What machine do you have where you cannot afford 30$ to put a 256MB DIMM in that thing? I added 256MB to get 352MB into my 8600 and MacOS X 10.0.4 was much more acceptable to me, and 10.1 is pretty good. I think some people have to get over the fact that X will NEVER be as fast as 9. All that fancy stuff doesn't even really have an impact on speed (most of the time, the shrinking effects/etc. do have a good impact on speed).
Since X is pre-emptively multitasked, there is NO WAY for an app to hog 100% of the CPU. This leads to the fact of it feeling a little more sluggish than before, especially when you have quite a few processes actively running.

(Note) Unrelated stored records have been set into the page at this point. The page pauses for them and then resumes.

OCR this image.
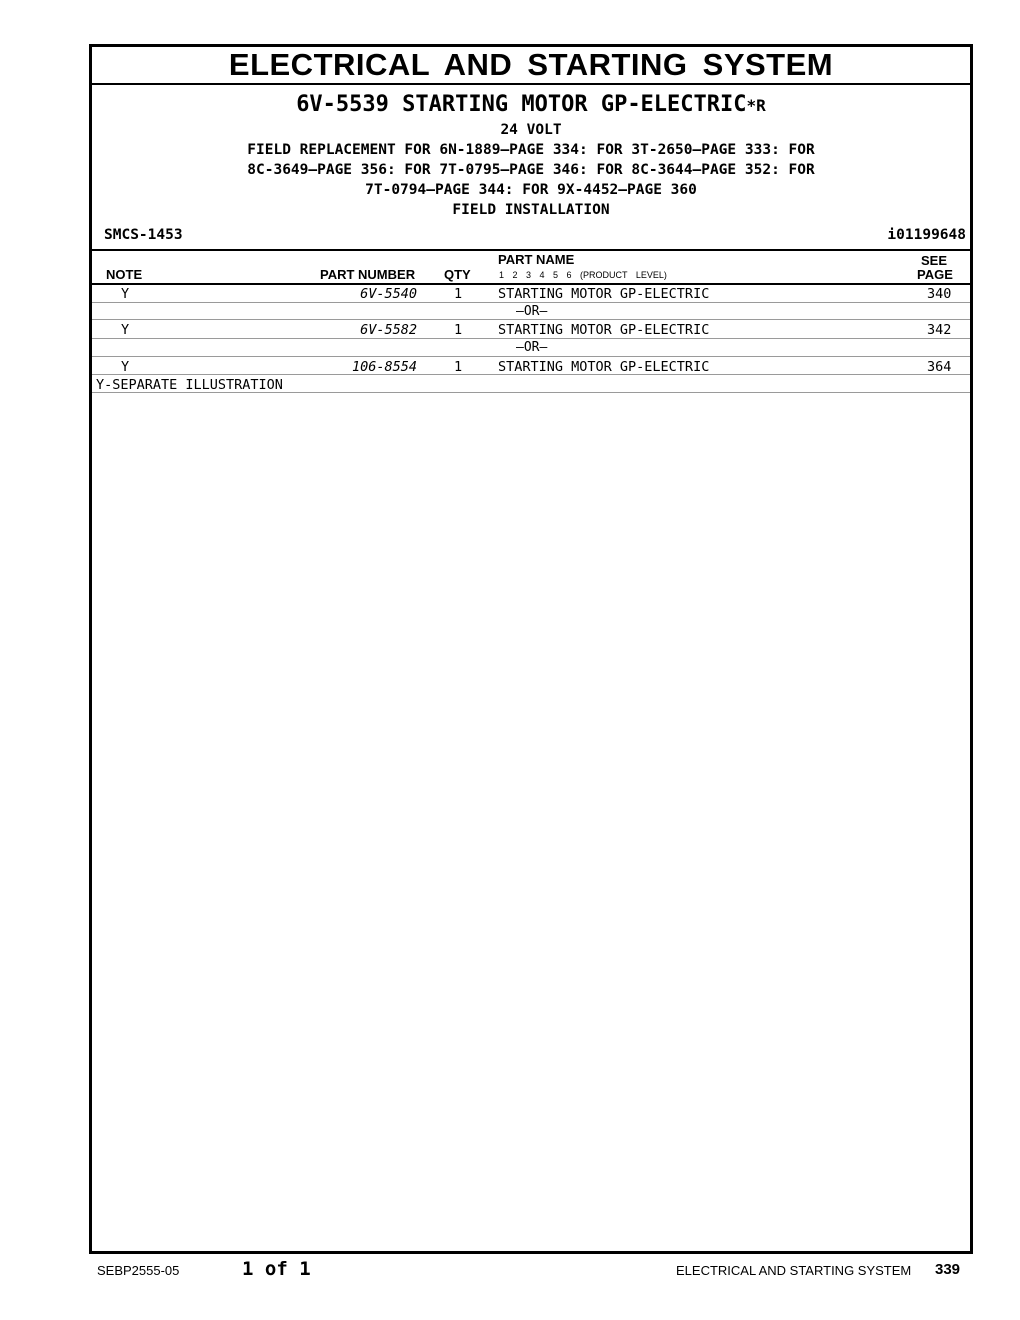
ELECTRICAL AND STARTING SYSTEM
6V-5539 STARTING MOTOR GP-ELECTRIC*R
24 VOLT
FIELD REPLACEMENT FOR 6N-1889—PAGE 334: FOR 3T-2650—PAGE 333: FOR
8C-3649—PAGE 356: FOR 7T-0795—PAGE 346: FOR 8C-3644—PAGE 352: FOR
7T-0794—PAGE 344: FOR 9X-4452—PAGE 360
FIELD INSTALLATION
SMCS-1453	i01199648
NOTE	PART NUMBER QTY
PART NAME
1 2 3 4 5 6 (PRODUCT LEVEL)
SEE
PAGE
Y	6V-5540	1	STARTING MOTOR GP-ELECTRIC	340
—OR—
Y	6V-5582	1	STARTING MOTOR GP-ELECTRIC	342
—OR—
Y	106-8554	1	STARTING MOTOR GP-ELECTRIC	364
Y-SEPARATE ILLUSTRATION
SEBP2555-05	1 of 1	ELECTRICAL AND STARTING SYSTEM 339
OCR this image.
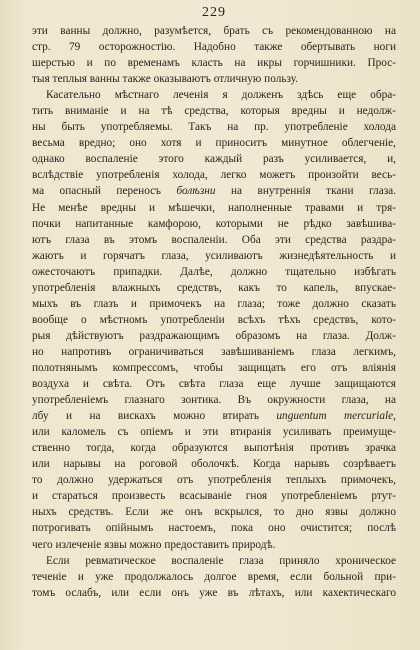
229
эти ванны должно, разумѣется, брать съ рекомендованною на
стр. 79 осторожностію. Надобно также обертывать ноги
шерстью и по временамъ класть на икры горчишники. Прос-
тыя теплыя ванны также оказываютъ отличную пользу.
Касательно мѣстнаго леченія я долженъ здѣсь еще обра-
тить вниманіе и на тѣ средства, которыя вредны и недолж-
ны быть употребляемы. Такъ на пр. употребленіе холода
весьма вредно; оно хотя и приноситъ минутное облегченіе,
однако воспаленіе этого каждый разъ усиливается, и,
вслѣдствіе употребленія холода, легко можетъ произойти весь-
ма опасный переносъ болѣзни на внутреннія ткани глаза.
Не менѣе вредны и мѣшечки, наполненные травами и тря-
почки напитанные камфорою, которыми не рѣдко завѣшива-
ютъ глаза въ этомъ воспаленіи. Оба эти средства раздра-
жаютъ и горячатъ глаза, усиливаютъ жизнедѣятельность и
ожесточаютъ припадки. Далѣе, должно тщательно избѣгать
употребленія влажныхъ средствъ, какъ то капель, впускае-
мыхъ въ глазъ и примочекъ на глаза; тоже должно сказать
вообще о мѣстномъ употребленіи всѣхъ тѣхъ средствъ, кото-
рыя дѣйствуютъ раздражающимъ образомъ на глаза. Долж-
но напротивъ ограничиваться завѣшиваніемъ глаза легкимъ,
полотнянымъ компрессомъ, чтобы защищать его отъ вліянія
воздуха и свѣта. Отъ свѣта глаза еще лучше защищаются
употребленіемъ глазнаго зонтика. Въ окружности глаза, на
лбу и на вискахъ можно втирать unguentum mercuriale,
или каломель съ опіемъ и эти втиранія усиливать преимуще-
ственно тогда, когда образуются выпотѣнія противъ зрачка
или нарывы на роговой оболочкѣ. Когда нарывъ созрѣваетъ
то должно удержаться отъ употребленія теплыхъ примочекъ,
и стараться произвесть всасываніе гноя употребленіемъ ртут-
ныхъ средствъ. Если же онъ вскрылся, то дно язвы должно
потрогивать опійнымъ настоемъ, пока оно очистится; послѣ
чего излеченіе язвы можно предоставить природѣ.
Если ревматическое воспаленіе глаза приняло хроническое
теченіе и уже продолжалось долгое время, если больной при-
томъ ослабъ, или если онъ уже въ лѣтахъ, или кахектическаго
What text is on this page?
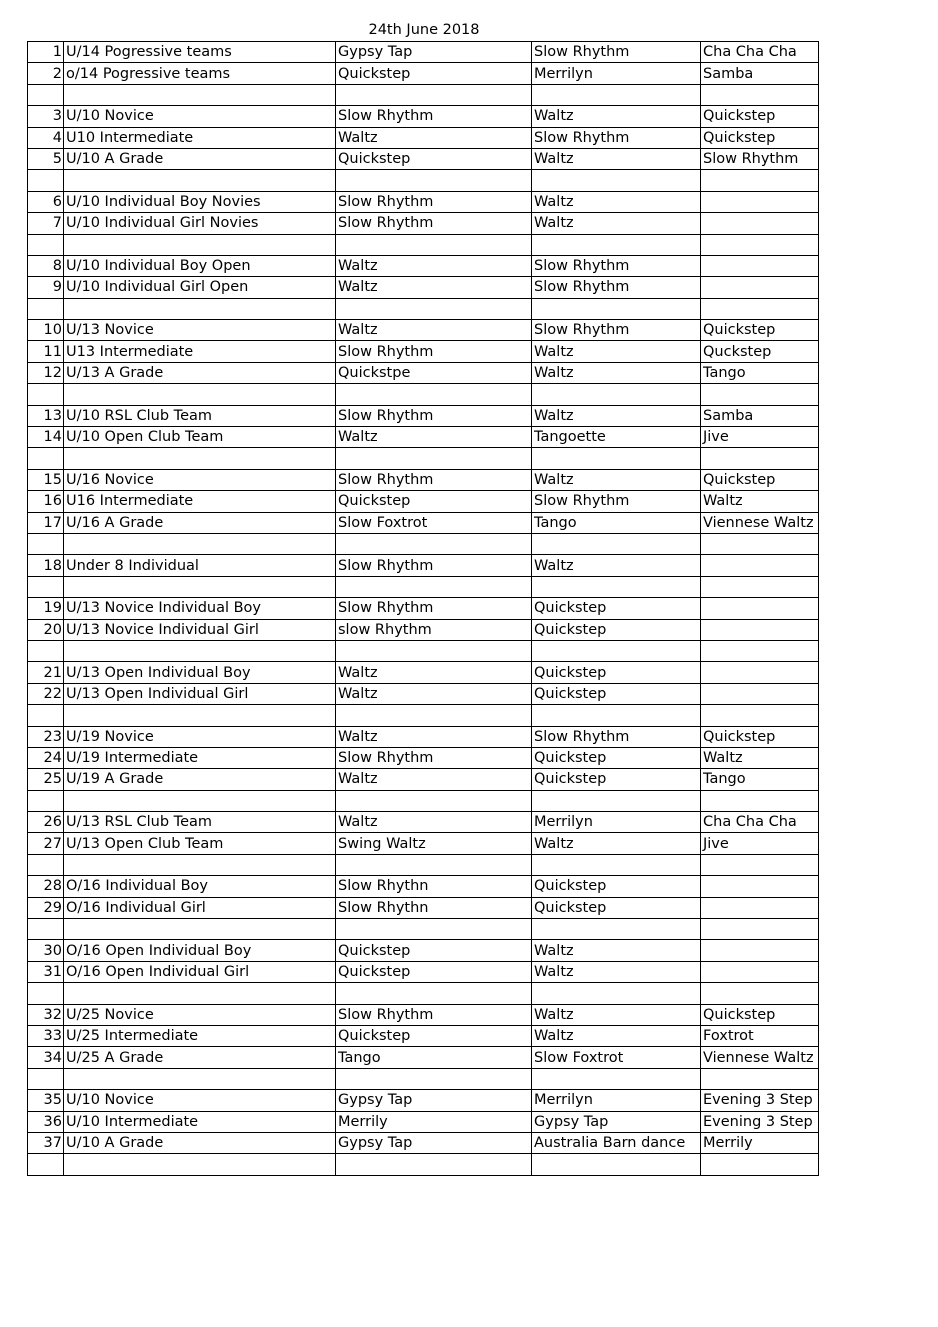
24th June 2018
1	U/14 Pogressive teams	Gypsy Tap	Slow Rhythm	Cha Cha Cha
2	o/14 Pogressive teams	Quickstep	Merrilyn	Samba

3	U/10 Novice	Slow Rhythm	Waltz	Quickstep
4	U10 Intermediate	Waltz	Slow Rhythm	Quickstep
5	U/10 A Grade	Quickstep	Waltz	Slow Rhythm

6	U/10 Individual Boy Novies	Slow Rhythm	Waltz	
7	U/10 Individual Girl Novies	Slow Rhythm	Waltz	

8	U/10 Individual Boy Open	Waltz	Slow Rhythm	
9	U/10 Individual Girl Open	Waltz	Slow Rhythm	

10	U/13 Novice	Waltz	Slow Rhythm	Quickstep
11	U13 Intermediate	Slow Rhythm	Waltz	Quckstep
12	U/13 A Grade	Quickstpe	Waltz	Tango

13	U/10 RSL Club Team	Slow Rhythm	Waltz	Samba
14	U/10 Open Club Team	Waltz	Tangoette	Jive

15	U/16 Novice	Slow Rhythm	Waltz	Quickstep
16	U16 Intermediate	Quickstep	Slow Rhythm	Waltz
17	U/16 A Grade	Slow Foxtrot	Tango	Viennese Waltz

18	Under 8 Individual	Slow Rhythm	Waltz	

19	U/13 Novice Individual Boy	Slow Rhythm	Quickstep	
20	U/13 Novice Individual Girl	slow Rhythm	Quickstep	

21	U/13 Open Individual Boy	Waltz	Quickstep	
22	U/13 Open Individual Girl	Waltz	Quickstep	

23	U/19 Novice	Waltz	Slow Rhythm	Quickstep
24	U/19 Intermediate	Slow Rhythm	Quickstep	Waltz
25	U/19 A Grade	Waltz	Quickstep	Tango

26	U/13 RSL Club Team	Waltz	Merrilyn	Cha Cha Cha
27	U/13 Open Club Team	Swing Waltz	Waltz	Jive

28	O/16 Individual Boy	Slow Rhythn	Quickstep	
29	O/16 Individual Girl	Slow Rhythn	Quickstep	

30	O/16 Open Individual Boy	Quickstep	Waltz	
31	O/16 Open Individual Girl	Quickstep	Waltz	

32	U/25 Novice	Slow Rhythm	Waltz	Quickstep
33	U/25 Intermediate	Quickstep	Waltz	Foxtrot
34	U/25 A Grade	Tango	Slow Foxtrot	Viennese Waltz

35	U/10 Novice	Gypsy Tap	Merrilyn	Evening 3 Step
36	U/10 Intermediate	Merrily	Gypsy Tap	Evening 3 Step
37	U/10 A Grade	Gypsy Tap	Australia Barn dance	Merrily
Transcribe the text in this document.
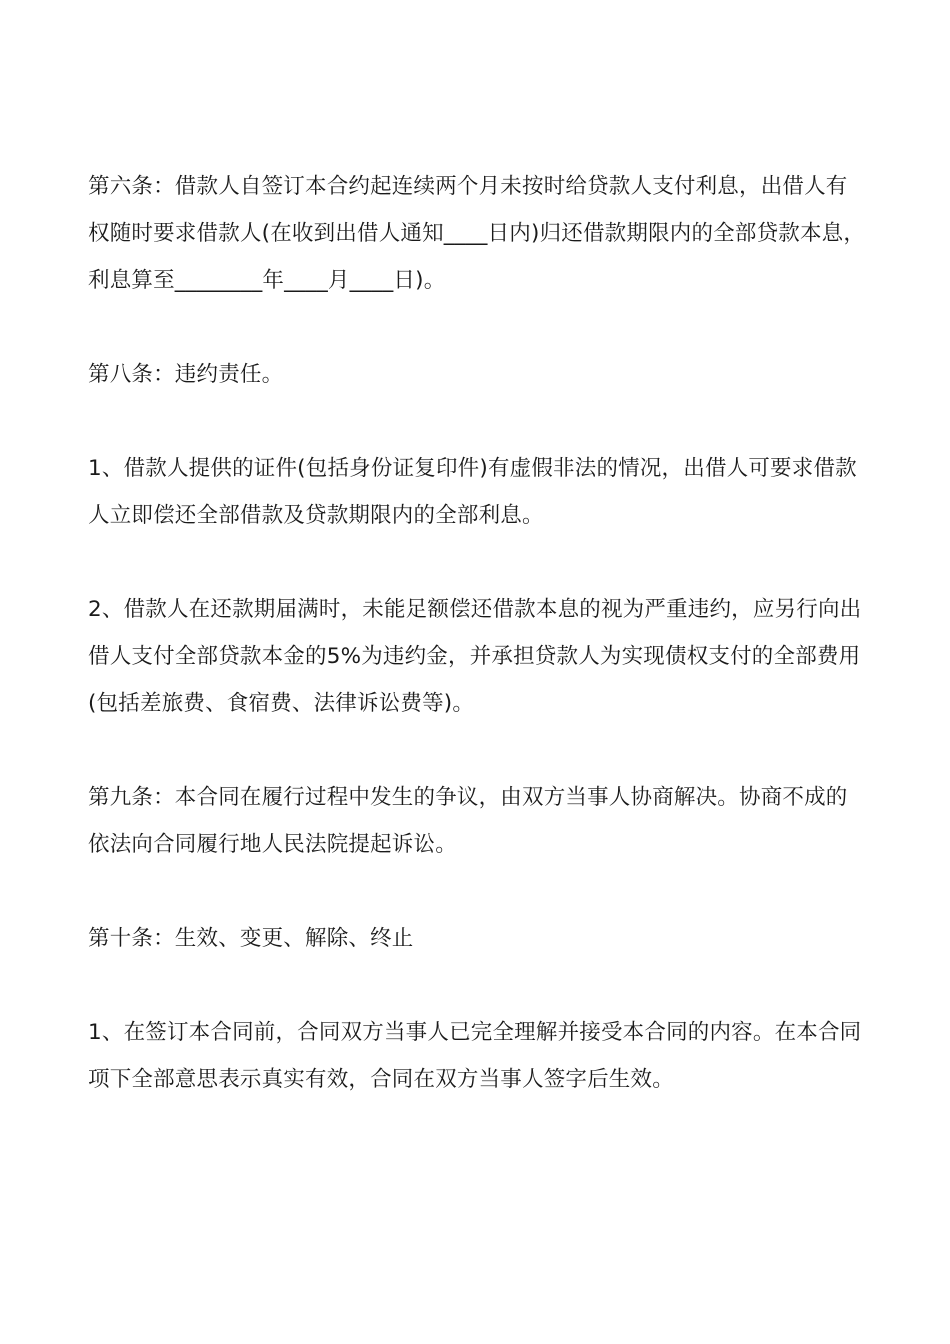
第六条：借款人自签订本合约起连续两个月未按时给贷款人支付利息，出借人有权随时要求借款人(在收到出借人通知____日内)归还借款期限内的全部贷款本息，利息算至________年____月____日)。

第八条：违约责任。

1、借款人提供的证件(包括身份证复印件)有虚假非法的情况，出借人可要求借款人立即偿还全部借款及贷款期限内的全部利息。

2、借款人在还款期届满时，未能足额偿还借款本息的视为严重违约，应另行向出借人支付全部贷款本金的5%为违约金，并承担贷款人为实现债权支付的全部费用(包括差旅费、食宿费、法律诉讼费等)。

第九条：本合同在履行过程中发生的争议，由双方当事人协商解决。协商不成的依法向合同履行地人民法院提起诉讼。

第十条：生效、变更、解除、终止

1、在签订本合同前，合同双方当事人已完全理解并接受本合同的内容。在本合同项下全部意思表示真实有效，合同在双方当事人签字后生效。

Now on the topic of stuff being unloaded onto the GPU I can say this: YES IT IS! I am currently writing Voodoo drivers for X and I can say that if you EVER BOTHER to look at the source for Darwin, there is quite a bit of stuff being unloaded. However, there are certain things that cannot be unloaded EASILY. One of these is live resizing. This is because the GPU needs the pixels for the newly uncovered regions. This means MacOS X has to call the app to get the pixels, and the pass those pixels to the GPU. This takes time, and with all these high-res monitors, it REALLY chugs time. Pixel pushing usually takes 50% of any graphics operation, and live resizing requires a lot of it. Window moving is easier since you can push the revealed pixels onto the card, and have the card blit the window to the new location (screen->screen blits take only the time required to tell the card the operation) rather than push a whole new window pixmap onto the card.
I have run Linux with V3 acceleration in XWin, and have the sluggishness with live resizing that every other iMac user complains about. Everything else is okay but live resizing. The sluggishness IS NOT NEW.
Heck, the GForce 3, and the Rage Pro series of cards finally got ANY SORT OF 2D/3D acceleration support in 10.1 and there are still are non-ATi/NVidia cards that don't have driver support.
The only reason why G4 users get good resizing is because of the fact that vector units like Altivec make live resizing a more realistic possibility. Linux on a PC with MMX or any other vector unit gets decent live resizing, but since G3s and earlier don't have a vector unit, it is difficult to push so many pixels around.
No offense to anyone, just clearing the smoke.